The term originated from German entrepreneur Gunter Pauli’s book called, you guessed it, Upcycling. In the book, Pauli stresses the need for sustainability in manufacturing via “creative reuse”. In doing so, industries can not only produce quality products by transforming by-products, waste materials, useless, and unwanted objects for better environmental value, it also gives consumers the option of re-purposing old products.
Effective upcycling means that you create a product that will last longer than its constituent components, but also be the base of an even better product in the future. This ‘cradle-to-cradle’ approach was first espoused by chemist and architect duo William McDonough and Michael Braungart in their book Cradle to Cradle: Remaking the Way We Make Things. In their book, McDonough and Braungart criticized the ‘cradle-to-grave’ approach that industries have in manufacturing. With a cradle-to-grave approach, companies will create products with a limited lifespan so that they can sell more products in the future. Not only is it greedy, it’s also wasteful.
Cheap, clean, effective, and better for the environment, upcycling should be part of any handy man’s knowledge base.
But Isn’t That Just Recycling?
Not quite. See, recycling is taking by-products, waste materials, useless, or unwanted objects and using these to create a new product of Lesser quality. Upcycling, on the other hand, wants to take those wasted or used objects and turn them into a product of superior quality.
In this way, people can prevent wasting useful materials, reducing the need for raw materials and energy usage, which in turn can reduce the harmful effects of factories that churn out these products (air and water pollution, greenhouse gas emissions, energy usage, among other things).
It’s also slightly different from restoration and refurbishing. Those two crafts are focused on taking something old and returning them to their original state. Meanwhile, upcycling is taking something old and elevating it into something better.
Upcycling isn’t just a fad; in 2013, social media sites Etsy and Pinterest saw an 879% increase in photos tagged with the term “upcycling”, showing just how popular the creative reuse movement is.
Ok, But How Does That Help Me?
This is where it gets good for handy men. Upcycling encourages a sustainable and regenerative design culture. This means that, using existing materials, handy men can create cleaner and better products that are of higher quality than their constituent parts.
It sounds too good to be true but think about it this way: when plastics are recycled, recycling centers take plastics of different kinds and collate them into a hybrid product. This product can then used as material for the manufacture of plastic lumber. However, unlike polymer ABS (the common raw material for plastic lumber), recycled plastics can suffer phase-separation. Phase separation is when a mixture starts breaking down into its individual parts. This wouldn’t be a problem, if you weren’t using that plastic to build a house!
But with upcycling, a skilled handy man can take an old product, apply some repairs here and there, and voila, you have an almost-new product. Depending on the material you’ve upcycled, it could make your product look vintage or antique. Either way, upcycling helps you create unique products that will last potentially longer than the old one.

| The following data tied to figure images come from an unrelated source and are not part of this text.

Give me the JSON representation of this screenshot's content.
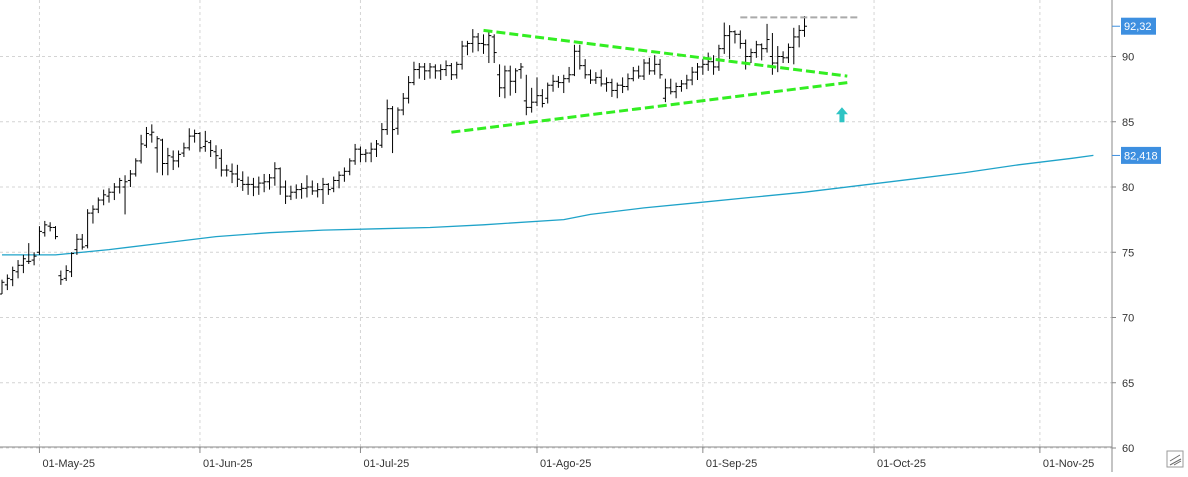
{
  "colors": {
    "bars": "#000000",
    "moving_average": "#1fa3c9",
    "trendline": "#33ee22",
    "resistance_line": "#aaaaaa",
    "arrow": "#2ec4c4",
    "badge": "#3d8fe0",
    "grid": "#d4d4d4",
    "axis": "#888888"
  },
  "icons": [
    "expand-arrows-icon"
  ],
  "chart_data": {
    "type": "ohlc",
    "xlabel": "",
    "ylabel": "",
    "ylim": [
      60,
      94
    ],
    "y_ticks": [
      60,
      65,
      70,
      75,
      80,
      85,
      90
    ],
    "x_tick_labels": [
      "01-May-25",
      "01-Jun-25",
      "01-Jul-25",
      "01-Ago-25",
      "01-Sep-25",
      "01-Oct-25",
      "01-Nov-25"
    ],
    "x_tick_index": [
      7,
      37,
      67,
      100,
      131,
      163,
      194
    ],
    "grid": true,
    "price_badge": "92,32",
    "ma_badge": "82,418",
    "ma_points": [
      [
        0,
        74.8
      ],
      [
        10,
        74.8
      ],
      [
        20,
        75.2
      ],
      [
        30,
        75.7
      ],
      [
        40,
        76.2
      ],
      [
        50,
        76.5
      ],
      [
        60,
        76.7
      ],
      [
        70,
        76.8
      ],
      [
        80,
        76.9
      ],
      [
        90,
        77.1
      ],
      [
        105,
        77.5
      ],
      [
        110,
        77.9
      ],
      [
        120,
        78.4
      ],
      [
        130,
        78.8
      ],
      [
        140,
        79.2
      ],
      [
        150,
        79.6
      ],
      [
        160,
        80.1
      ],
      [
        170,
        80.6
      ],
      [
        180,
        81.1
      ],
      [
        190,
        81.7
      ],
      [
        200,
        82.2
      ],
      [
        204,
        82.418
      ]
    ],
    "ohlc_bars": [
      [
        71.8,
        72.9,
        71.8,
        72.7
      ],
      [
        72.5,
        73.3,
        72.1,
        73.0
      ],
      [
        72.9,
        73.9,
        72.4,
        73.6
      ],
      [
        73.5,
        74.4,
        73.0,
        74.0
      ],
      [
        74.0,
        74.8,
        73.4,
        74.5
      ],
      [
        74.3,
        75.7,
        74.1,
        74.3
      ],
      [
        74.4,
        75.0,
        74.0,
        74.7
      ],
      [
        75.0,
        77.0,
        74.8,
        76.6
      ],
      [
        76.5,
        77.4,
        76.2,
        77.1
      ],
      [
        77.0,
        77.3,
        76.6,
        76.9
      ],
      [
        76.9,
        77.0,
        76.0,
        76.2
      ],
      [
        73.2,
        73.6,
        72.5,
        72.9
      ],
      [
        73.0,
        74.0,
        72.8,
        73.6
      ],
      [
        73.5,
        75.0,
        73.1,
        74.9
      ],
      [
        75.2,
        76.4,
        74.8,
        76.0
      ],
      [
        76.0,
        76.4,
        75.2,
        75.4
      ],
      [
        75.5,
        78.3,
        75.3,
        78.0
      ],
      [
        78.0,
        78.6,
        77.2,
        78.3
      ],
      [
        78.3,
        79.2,
        78.0,
        79.0
      ],
      [
        79.0,
        79.8,
        78.6,
        79.4
      ],
      [
        79.3,
        79.9,
        78.8,
        79.6
      ],
      [
        79.6,
        80.3,
        79.0,
        80.0
      ],
      [
        80.0,
        80.7,
        79.5,
        80.5
      ],
      [
        80.0,
        80.9,
        77.9,
        80.4
      ],
      [
        80.5,
        81.3,
        80.0,
        81.0
      ],
      [
        81.0,
        82.2,
        80.8,
        82.0
      ],
      [
        82.0,
        84.0,
        81.8,
        83.3
      ],
      [
        83.2,
        84.6,
        83.0,
        84.1
      ],
      [
        84.0,
        84.8,
        83.4,
        84.2
      ],
      [
        83.0,
        83.9,
        81.1,
        83.7
      ],
      [
        83.6,
        83.7,
        80.9,
        81.8
      ],
      [
        81.8,
        83.0,
        80.9,
        82.4
      ],
      [
        82.3,
        82.8,
        81.3,
        82.0
      ],
      [
        82.0,
        82.8,
        81.5,
        82.5
      ],
      [
        82.6,
        83.4,
        82.3,
        83.0
      ],
      [
        83.0,
        84.5,
        82.8,
        83.9
      ],
      [
        83.9,
        84.4,
        83.4,
        84.1
      ],
      [
        84.1,
        84.2,
        82.7,
        83.0
      ],
      [
        83.1,
        84.3,
        82.7,
        83.5
      ],
      [
        83.4,
        83.6,
        82.3,
        82.8
      ],
      [
        82.7,
        83.2,
        81.4,
        82.4
      ],
      [
        82.2,
        82.9,
        80.8,
        81.3
      ],
      [
        81.3,
        81.7,
        80.8,
        81.3
      ],
      [
        81.2,
        81.8,
        80.3,
        81.0
      ],
      [
        81.0,
        81.7,
        80.0,
        80.6
      ],
      [
        80.5,
        81.2,
        79.7,
        80.2
      ],
      [
        80.2,
        80.8,
        79.4,
        80.2
      ],
      [
        80.2,
        80.7,
        79.3,
        80.0
      ],
      [
        80.0,
        80.8,
        79.4,
        80.3
      ],
      [
        80.3,
        81.0,
        79.6,
        80.4
      ],
      [
        80.4,
        81.0,
        79.8,
        80.7
      ],
      [
        80.7,
        81.9,
        80.1,
        81.4
      ],
      [
        81.4,
        81.5,
        79.4,
        80.0
      ],
      [
        80.0,
        80.5,
        78.7,
        79.3
      ],
      [
        79.3,
        80.1,
        79.0,
        79.6
      ],
      [
        79.6,
        80.2,
        79.1,
        79.8
      ],
      [
        79.8,
        80.3,
        79.1,
        79.9
      ],
      [
        79.9,
        80.9,
        79.2,
        80.0
      ],
      [
        80.0,
        80.5,
        79.4,
        79.7
      ],
      [
        79.7,
        80.3,
        79.2,
        79.8
      ],
      [
        79.8,
        80.7,
        78.7,
        80.2
      ],
      [
        80.2,
        80.3,
        79.4,
        79.8
      ],
      [
        79.9,
        80.8,
        79.6,
        80.5
      ],
      [
        80.5,
        81.2,
        79.9,
        80.9
      ],
      [
        80.9,
        81.5,
        80.4,
        81.2
      ],
      [
        81.2,
        82.2,
        80.9,
        82.0
      ],
      [
        82.0,
        83.3,
        81.7,
        82.9
      ],
      [
        82.9,
        83.1,
        81.9,
        82.5
      ],
      [
        82.5,
        82.9,
        81.9,
        82.6
      ],
      [
        82.6,
        83.4,
        81.9,
        82.9
      ],
      [
        82.9,
        83.6,
        82.3,
        83.3
      ],
      [
        83.2,
        84.9,
        83.0,
        84.4
      ],
      [
        84.4,
        86.7,
        84.0,
        86.0
      ],
      [
        86.0,
        86.2,
        82.6,
        84.4
      ],
      [
        84.5,
        86.1,
        84.0,
        85.9
      ],
      [
        85.9,
        87.2,
        85.5,
        86.8
      ],
      [
        86.8,
        88.5,
        86.4,
        88.0
      ],
      [
        88.0,
        89.6,
        87.8,
        89.0
      ],
      [
        89.0,
        89.5,
        88.3,
        89.2
      ],
      [
        89.2,
        89.5,
        88.2,
        88.9
      ],
      [
        88.9,
        89.5,
        88.3,
        89.2
      ],
      [
        89.2,
        89.4,
        88.3,
        88.9
      ],
      [
        88.9,
        89.4,
        88.2,
        89.0
      ],
      [
        89.0,
        89.7,
        88.5,
        89.3
      ],
      [
        89.3,
        89.5,
        88.2,
        88.6
      ],
      [
        88.6,
        89.6,
        88.3,
        89.4
      ],
      [
        89.4,
        91.2,
        89.0,
        90.8
      ],
      [
        90.8,
        91.2,
        90.1,
        91.0
      ],
      [
        91.0,
        92.1,
        90.3,
        91.5
      ],
      [
        91.5,
        91.8,
        90.4,
        91.0
      ],
      [
        91.0,
        91.7,
        90.2,
        90.9
      ],
      [
        90.9,
        92.0,
        89.5,
        91.6
      ],
      [
        91.5,
        91.7,
        89.5,
        90.3
      ],
      [
        88.6,
        89.4,
        86.9,
        87.6
      ],
      [
        87.6,
        89.3,
        86.8,
        88.9
      ],
      [
        88.9,
        89.3,
        87.0,
        88.1
      ],
      [
        88.1,
        89.1,
        87.2,
        88.9
      ],
      [
        89.0,
        89.5,
        88.3,
        89.2
      ],
      [
        86.6,
        88.6,
        85.5,
        86.1
      ],
      [
        86.1,
        87.6,
        85.7,
        86.5
      ],
      [
        86.5,
        88.4,
        86.2,
        87.0
      ],
      [
        87.0,
        87.5,
        86.1,
        86.4
      ],
      [
        86.8,
        88.0,
        86.4,
        87.8
      ],
      [
        87.8,
        88.6,
        87.3,
        88.1
      ],
      [
        88.1,
        88.5,
        87.6,
        88.0
      ],
      [
        88.0,
        88.6,
        87.2,
        88.3
      ],
      [
        88.3,
        89.2,
        88.0,
        88.6
      ],
      [
        88.6,
        90.9,
        88.5,
        90.4
      ],
      [
        90.4,
        90.9,
        89.0,
        89.3
      ],
      [
        89.3,
        89.8,
        88.3,
        88.6
      ],
      [
        88.6,
        89.0,
        87.9,
        88.2
      ],
      [
        88.2,
        88.8,
        87.9,
        88.4
      ],
      [
        88.4,
        89.0,
        87.7,
        87.9
      ],
      [
        87.9,
        88.4,
        87.3,
        88.0
      ],
      [
        88.0,
        88.3,
        86.9,
        87.4
      ],
      [
        87.4,
        88.0,
        86.8,
        87.8
      ],
      [
        87.8,
        88.4,
        87.2,
        87.7
      ],
      [
        87.7,
        88.7,
        87.4,
        88.3
      ],
      [
        88.3,
        89.2,
        88.1,
        88.9
      ],
      [
        88.9,
        89.3,
        88.3,
        88.5
      ],
      [
        88.5,
        89.8,
        88.2,
        89.5
      ],
      [
        89.5,
        89.9,
        88.6,
        88.9
      ],
      [
        88.9,
        90.1,
        88.6,
        89.4
      ],
      [
        89.4,
        89.8,
        88.3,
        88.6
      ],
      [
        86.8,
        88.3,
        86.5,
        87.6
      ],
      [
        87.6,
        88.3,
        87.1,
        87.3
      ],
      [
        87.3,
        88.0,
        86.8,
        87.7
      ],
      [
        87.7,
        88.2,
        87.3,
        87.9
      ],
      [
        87.9,
        88.6,
        87.5,
        88.2
      ],
      [
        88.2,
        89.2,
        87.8,
        88.8
      ],
      [
        88.8,
        89.5,
        88.2,
        89.2
      ],
      [
        89.2,
        89.8,
        88.6,
        89.4
      ],
      [
        89.4,
        90.3,
        88.9,
        89.6
      ],
      [
        89.6,
        90.1,
        88.6,
        89.2
      ],
      [
        89.2,
        90.9,
        88.9,
        90.6
      ],
      [
        90.6,
        92.6,
        90.2,
        91.6
      ],
      [
        91.6,
        92.4,
        89.8,
        91.9
      ],
      [
        91.9,
        92.0,
        91.0,
        91.7
      ],
      [
        91.7,
        92.0,
        90.6,
        91.0
      ],
      [
        91.0,
        91.3,
        89.0,
        90.0
      ],
      [
        90.0,
        90.6,
        89.5,
        90.3
      ],
      [
        90.3,
        91.2,
        89.9,
        90.9
      ],
      [
        90.9,
        91.0,
        89.7,
        90.6
      ],
      [
        90.6,
        92.5,
        90.3,
        91.3
      ],
      [
        90.0,
        91.8,
        88.6,
        89.5
      ],
      [
        89.5,
        90.8,
        88.8,
        90.0
      ],
      [
        90.0,
        90.4,
        89.5,
        89.9
      ],
      [
        89.9,
        91.0,
        89.5,
        90.7
      ],
      [
        90.7,
        92.2,
        89.4,
        91.5
      ],
      [
        91.5,
        92.4,
        90.7,
        92.0
      ],
      [
        92.0,
        93.1,
        91.5,
        92.32
      ]
    ],
    "annotations": [
      {
        "type": "trendline",
        "style": "dashed",
        "points": [
          [
            90,
            92.0
          ],
          [
            158,
            88.5
          ]
        ]
      },
      {
        "type": "trendline",
        "style": "dashed",
        "points": [
          [
            84,
            84.2
          ],
          [
            158,
            88.0
          ]
        ]
      },
      {
        "type": "horizontal-line",
        "style": "dashed",
        "points": [
          [
            138,
            93.0
          ],
          [
            160,
            93.0
          ]
        ]
      },
      {
        "type": "arrow-up",
        "points": [
          [
            157,
            85.5
          ]
        ]
      }
    ]
  }
}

It’s not just for furniture, you can also upcycle clothes. It takes 400 gallons of water to create one shirt, but it only takes a couple of hours and moderate sewing skills to repurpose old pieces of cloth into something wearable.
Upcycling also has the added advantage of being a potential source of income. With an upcycling approach to your work, you can create upcycled products from excess materials you probably have lying around the garage. That’s an extra revenue stream you didn’t know you had, with the only investment being your time and skills.
But upcycling isn’t just for the professionals, even the homebased handy man can benefit. For one, learning how to properly upcycle old materials will reduce the need for purchasing new products when the old one breaks. It can also help you get in touch with your artistic side; upcycling relies on the craftsman’s artistic vision and creativity to determine the kind of product you will create.
You might think to yourself, “That sounds like something I’ve been doing for awhile now!”, and you might be right. If you’ve ever taken, say, an old barn door and refurbished it to be used as an interior finish for a house, that’s upcycling. For handy men, it’s not the newest of concepts, but it is something worth refreshing your memory.
The upcycling movement signifies not just a shift towards a greener future, it’s also a shift towards sustainability. More importantly, self-sustainability. Upcycling empowers handy men like you to being independent of corporate interests and helps you produce products that you created with your own two hands.